Votre médecin idéal, serait-t-il serein? Calme? Patient (haha)? En ce moment, les médecins en ont marre. Il y a un ras-le-bol collectif. On se fait dire comment faire notre job, en se faisant blâmer pour tout ce qui cloche dans le système de la santé. On commence même à se juger entre nous, à se remonter les uns contre les autres parce qu'on sent qu'on travaille plus, pour moins. Notre propre Fédération nous envoie des lettres de menace pour augmenter nos chiffres (quand ironiquement on paie cette même Fédération pour défendre nos droits et la qualité de notre pratique). Vous pensez peut-être que tous ces moyens de pression du ministre sont efficaces pour augmenter l'efficacité, mais tout ce que ça fait, c'est de produire des médecins qui ne veulent plus travailler.

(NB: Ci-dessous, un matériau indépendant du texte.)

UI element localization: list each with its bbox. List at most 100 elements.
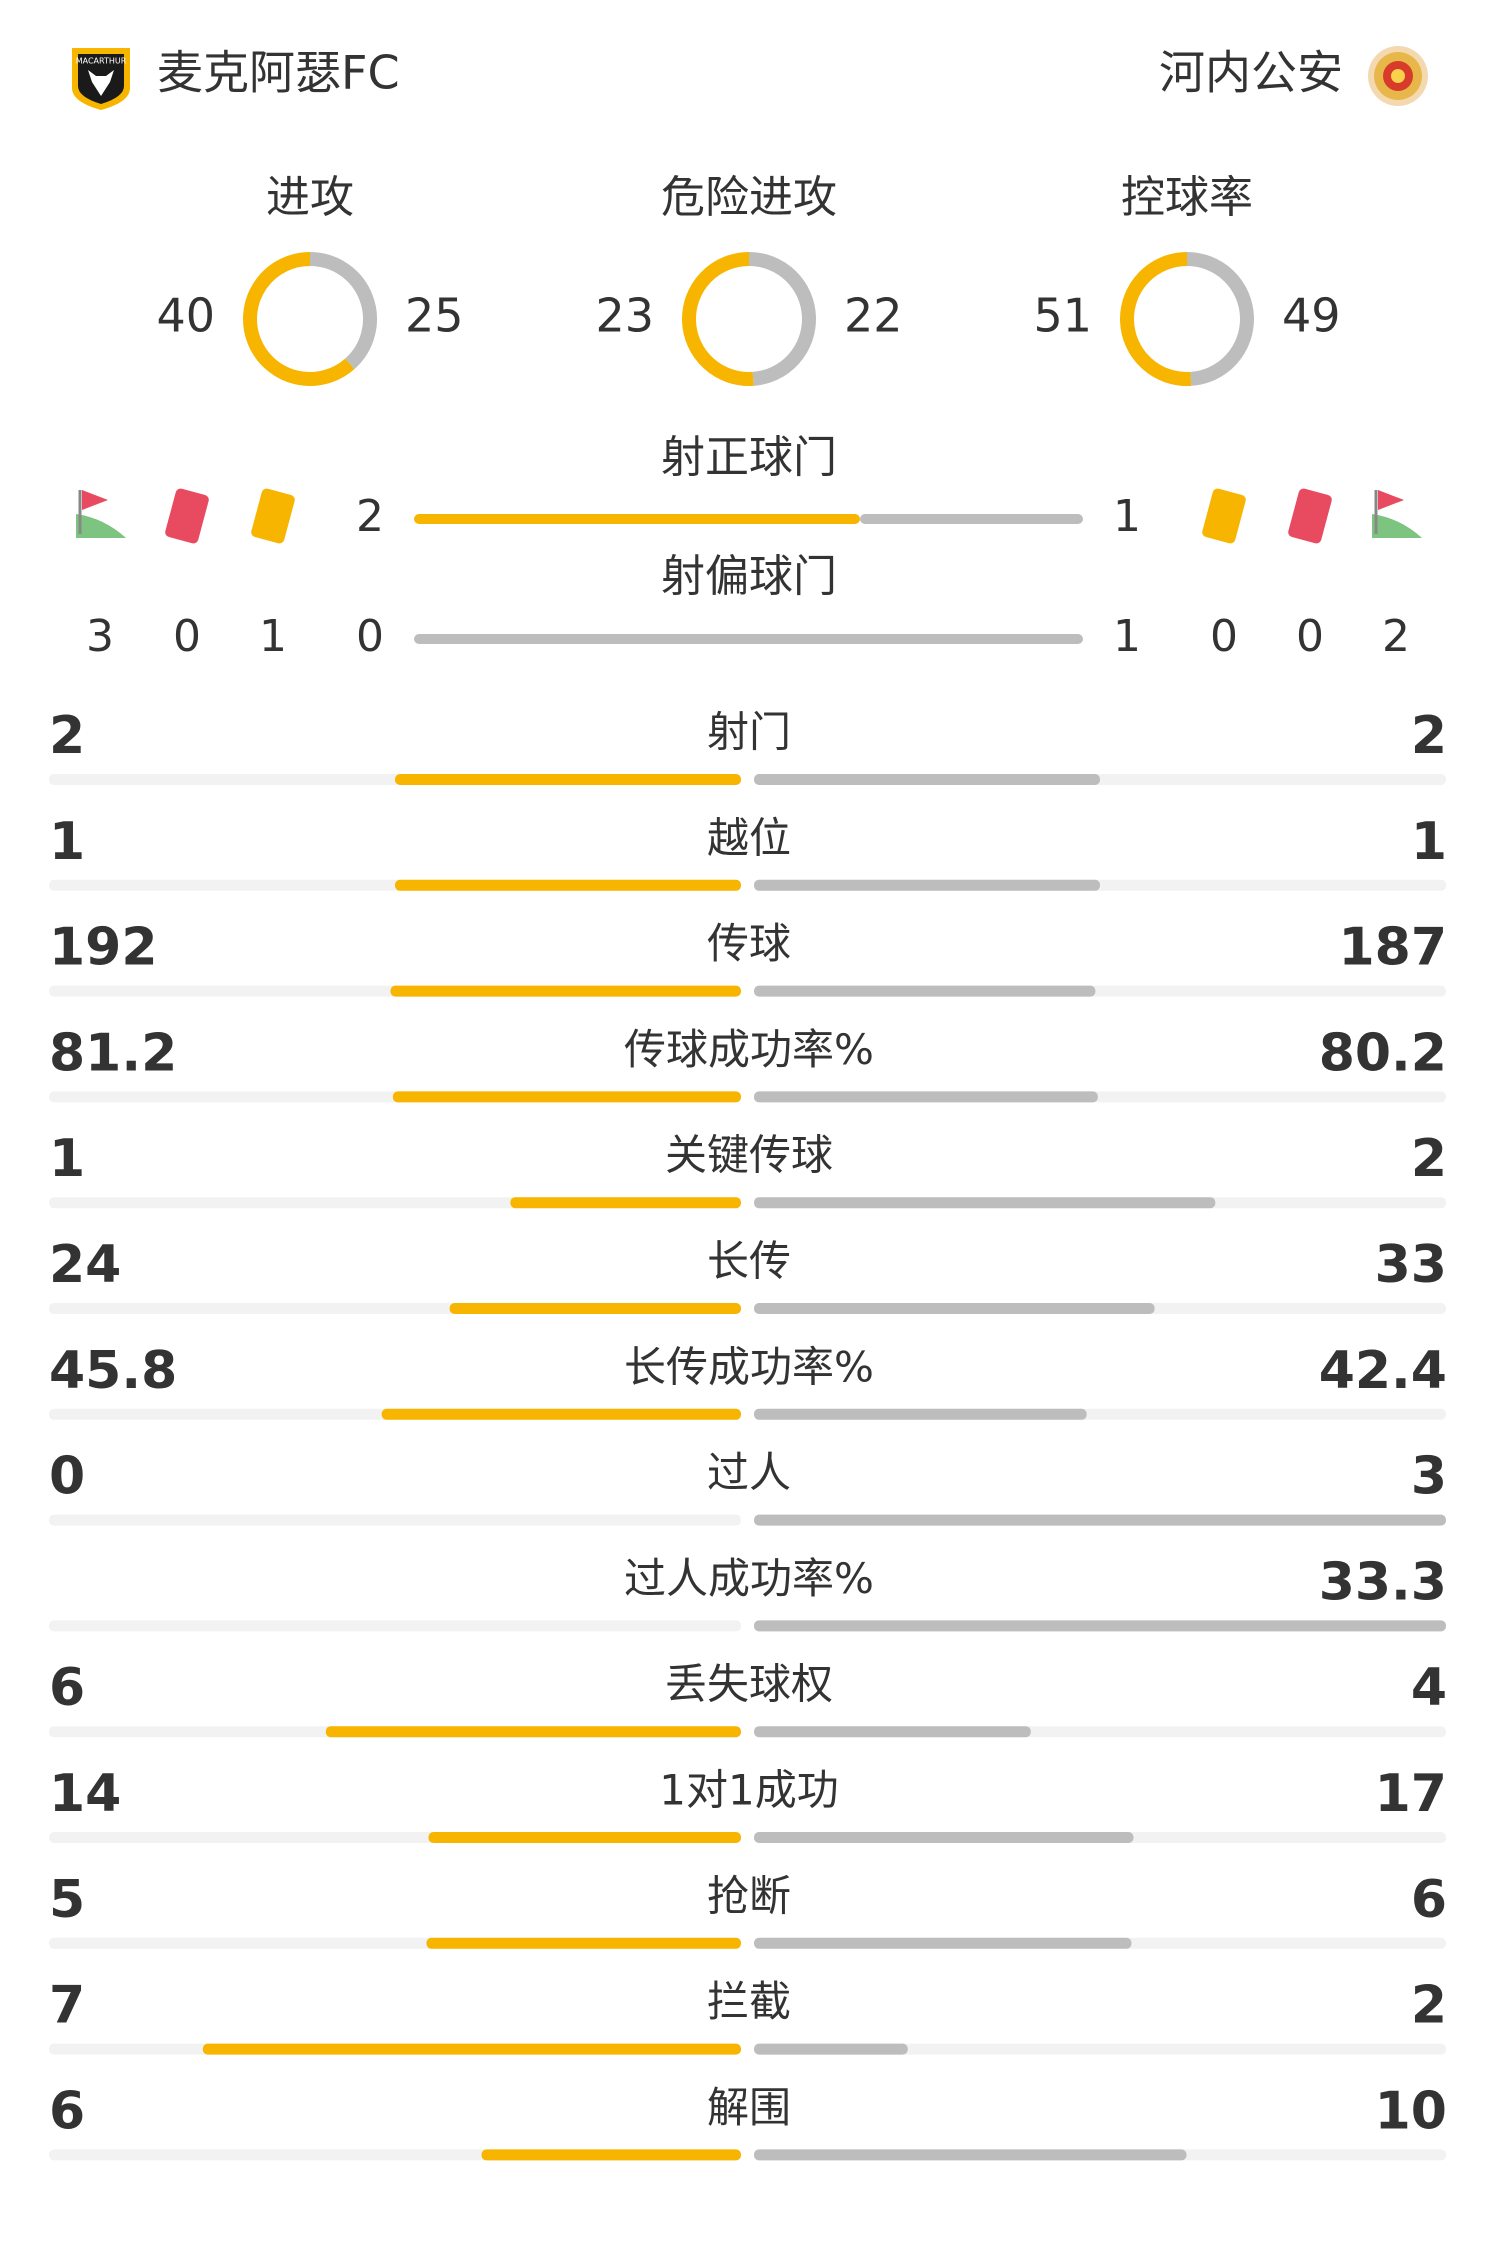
away-value: 49	[1282, 289, 1341, 343]
home-bar	[449, 1303, 741, 1314]
yellow-count: 1	[259, 611, 287, 662]
away-team: 河内公安	[1159, 46, 1343, 100]
stat-label: 射门	[707, 708, 791, 757]
home-value: 0	[49, 1447, 85, 1507]
home-bar	[395, 774, 741, 785]
home-value: 1	[49, 1129, 85, 1189]
home-bar	[381, 1408, 741, 1420]
home-value: 45.8	[49, 1341, 177, 1401]
away-bar	[754, 774, 1100, 785]
track	[754, 2043, 1446, 2055]
stat-label: 过人成功率%	[624, 1554, 874, 1603]
stat-label: 抢断	[707, 1871, 791, 1920]
away-arc	[309, 252, 377, 370]
away-bar	[754, 2043, 908, 2055]
stat-label: 长传	[707, 1237, 791, 1286]
corners-count: 3	[86, 611, 114, 662]
home-bar	[510, 1197, 741, 1209]
away-value: 33	[1375, 1235, 1447, 1295]
away-bar	[754, 1408, 1087, 1420]
away-value: 2	[1411, 706, 1447, 766]
yellow-card-icon	[1202, 488, 1246, 544]
away-value: 25	[405, 289, 464, 343]
away-bar	[414, 634, 1083, 644]
home-bar	[481, 2149, 741, 2161]
track	[49, 1514, 741, 1526]
home-value: 40	[156, 289, 215, 343]
stat-label: 越位	[707, 813, 791, 862]
away-bar	[754, 1514, 1446, 1526]
home-bar	[325, 1726, 741, 1738]
red-card-icon	[165, 488, 209, 544]
stat-label: 拦截	[707, 1977, 791, 2026]
away-value: 6	[1411, 1870, 1447, 1930]
home-bar	[202, 2043, 741, 2055]
away-value: 17	[1375, 1764, 1447, 1824]
home-value: 24	[49, 1235, 121, 1295]
away-value: 4	[1411, 1658, 1447, 1718]
stat-label: 传球	[707, 919, 791, 968]
away-value: 187	[1338, 918, 1447, 978]
home-arc	[243, 252, 355, 386]
home-value: 6	[49, 2081, 85, 2141]
home-value: 51	[1033, 289, 1092, 343]
away-bar	[860, 514, 1083, 524]
bar-label: 射偏球门	[661, 551, 837, 602]
home-value: 5	[49, 1870, 85, 1930]
home-arc	[1120, 252, 1192, 386]
away-value: 1	[1113, 611, 1141, 662]
home-value: 1	[49, 812, 85, 872]
home-bar	[428, 1832, 741, 1843]
corner-icon	[1372, 514, 1422, 538]
away-value: 2	[1411, 1129, 1447, 1189]
away-bar	[754, 1937, 1132, 1949]
stat-label: 传球成功率%	[624, 1025, 874, 1074]
away-bar	[754, 879, 1100, 891]
away-logo	[1368, 46, 1428, 106]
stat-label: 1对1成功	[659, 1766, 838, 1815]
donut-label: 控球率	[1121, 172, 1253, 223]
away-bar	[754, 1091, 1098, 1103]
stat-label: 解围	[707, 2083, 791, 2132]
home-team: 麦克阿瑟FC	[157, 46, 400, 100]
stat-label: 丢失球权	[665, 1660, 833, 1709]
red-card-icon	[1288, 488, 1332, 544]
flag	[82, 490, 108, 510]
home-value: 81.2	[49, 1023, 177, 1083]
home-value: 23	[595, 289, 654, 343]
away-arc	[1186, 252, 1254, 386]
away-bar	[754, 1726, 1031, 1738]
home-value: 192	[49, 918, 158, 978]
away-bar	[754, 1832, 1134, 1843]
donut-label: 危险进攻	[661, 172, 837, 223]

Enfin, vous voulez probablement que votre médecin idéal ait de bonnes connaissances: au courant des derniers traitements, en lien avec des spécialistes, qui participe à l'enseignement des nouveaux étudiants et qui a une pratique variée. Je pense que personne ne veut le cliché du vieux médecin qui ne fait que du bureau et qui prescrit des lavements à tout le monde. Pourtant, le gouvernement va m'empêcher de faire d'autres activités qui diminuent ma prise en charge de nouveaux patients. Je n'irai plus à l'hôpital gériatrique voir mes patients que je connais depuis 10 ans. Je ne ferai plus des cliniques de dépistage ITSS pour les jeunes. Je ne ferai plus d'enseignement aux résidents en médecine familiale. Ces activités-là, qui bonifient ma pratique et font de moi un meilleur médecin, ne sont pas «payantes» pour le ministre.

Évidemment, plusieurs me diront qu'un mauvais médecin, c'est mieux que PAS de médecin. Et ils n'ont pas tort: ceux qui sont malades devraient avoir un médecin rapidement. Les autres devraient se méfier quand le gouvernement veut vous matcher à tout prix.

Ce qui est important, c'est de bien encadrer les patients, de les référer aux bonnes ressources (sans rendez-vous efficace, suivi avec infirmière) pour qu'ils ne perdent pas de temps à attendre. C'est contre-productif de tous les envoyer à la même place, dans un entonnoir. Vous voyez l'effet bombe à retardement qui s'en vient? Parfois, il vaut mieux être seul que mal accompagné, non?